The jury also acquitted all three men of kidnapping.
"Thank God for the law," Mr. Ellis' attorney, Richard Ingram, told the jury in his closing argument Thursday. Mere presence at a crime scene doesn't make a person guilty and Mr. Ellis had nothing to do with Mr. Lambright's death, Mr. Ingram said.
Assistant District Attorney Ashley Wright argued to the jury that the three men held Mr. Lambright against his will and used him as a pawn to try to lure Mr. Lambright's thieving friend out on the streets.
They wanted revenge against the friend and when they couldn't get to him, they killed Mr.
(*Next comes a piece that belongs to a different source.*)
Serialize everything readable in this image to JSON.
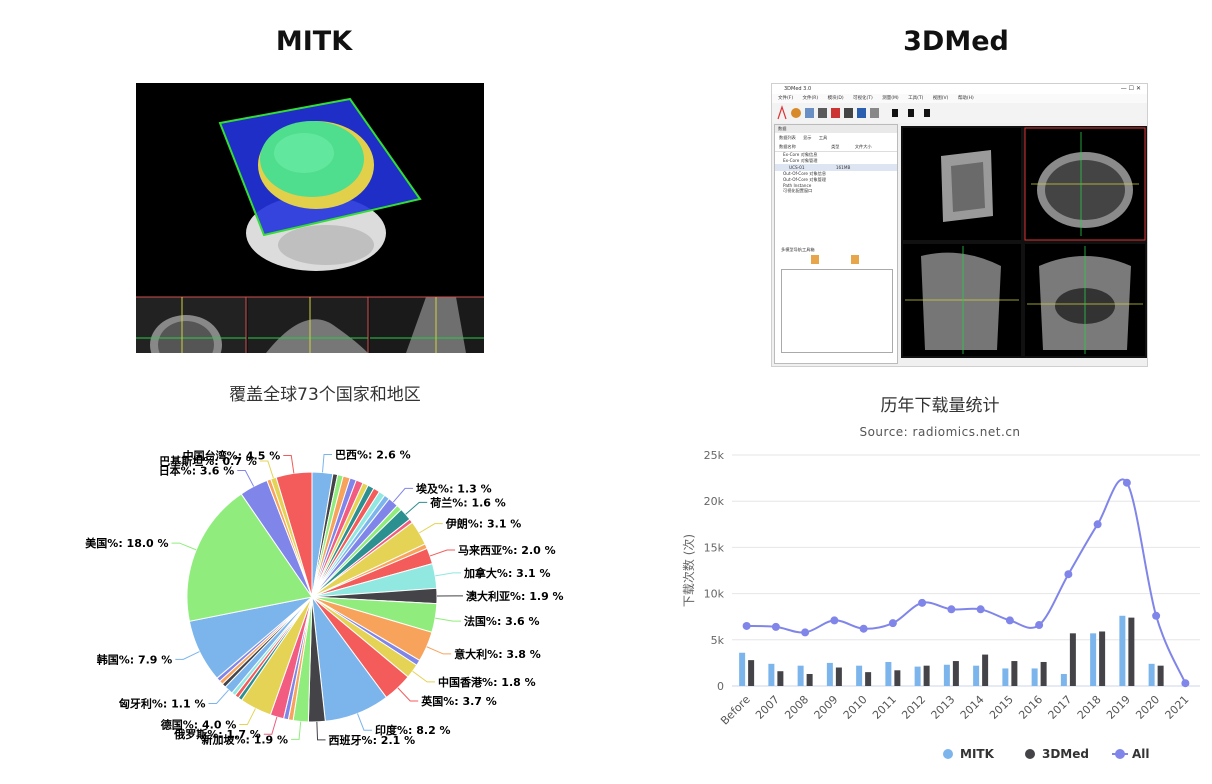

Lambright, 26, instead, she argued.
Mr. Glenn was the only one of three accused to testify. He admitted he shot Mr. Lambright at Vista Village Trailer Park on Old McDuffie Road. But he claimed it happened accidentally as the two men struggled over the gun. Mr. Lambright was shot three times.
Whatever happened between Mr. Glenn and Mr. Lambright did not involve Mr. Brooks, his defense attorney Hugh Hadden argued to the jury. Mr. Brooks had kept Mr. Glenn from tying Mr. Lambright up earlier on Feb. 3, the attorney said.
After the shooting Mr. Brooks got into an argument with Mr. Glenn for shooting Mr. Lambright and Mr. Ellis was crying, Mr. Hadden quoted a witness.
"Does that sound like a group that planned an execution-type murder?" Mr. Hadden asked.
Two others -- Shirley Wells, 42, and Tammy Cotton, 30 -- pleaded guilty Monday to a reduced charge of false imprisonment and testified this week for the prosecution.
Senior Judge Bernard J. Mulherin Sr. sentenced each woman Friday to three years in prison followed by four years on probation.
Although Mr. Brooks was acquitted Friday, he pleaded guilty to possession of a firearm by a convicted felon, a crime punishable by a maximum five-year sentence. A sentencing date hasn't been set yet for him or Mr. Glenn. The death penalty will not be sought.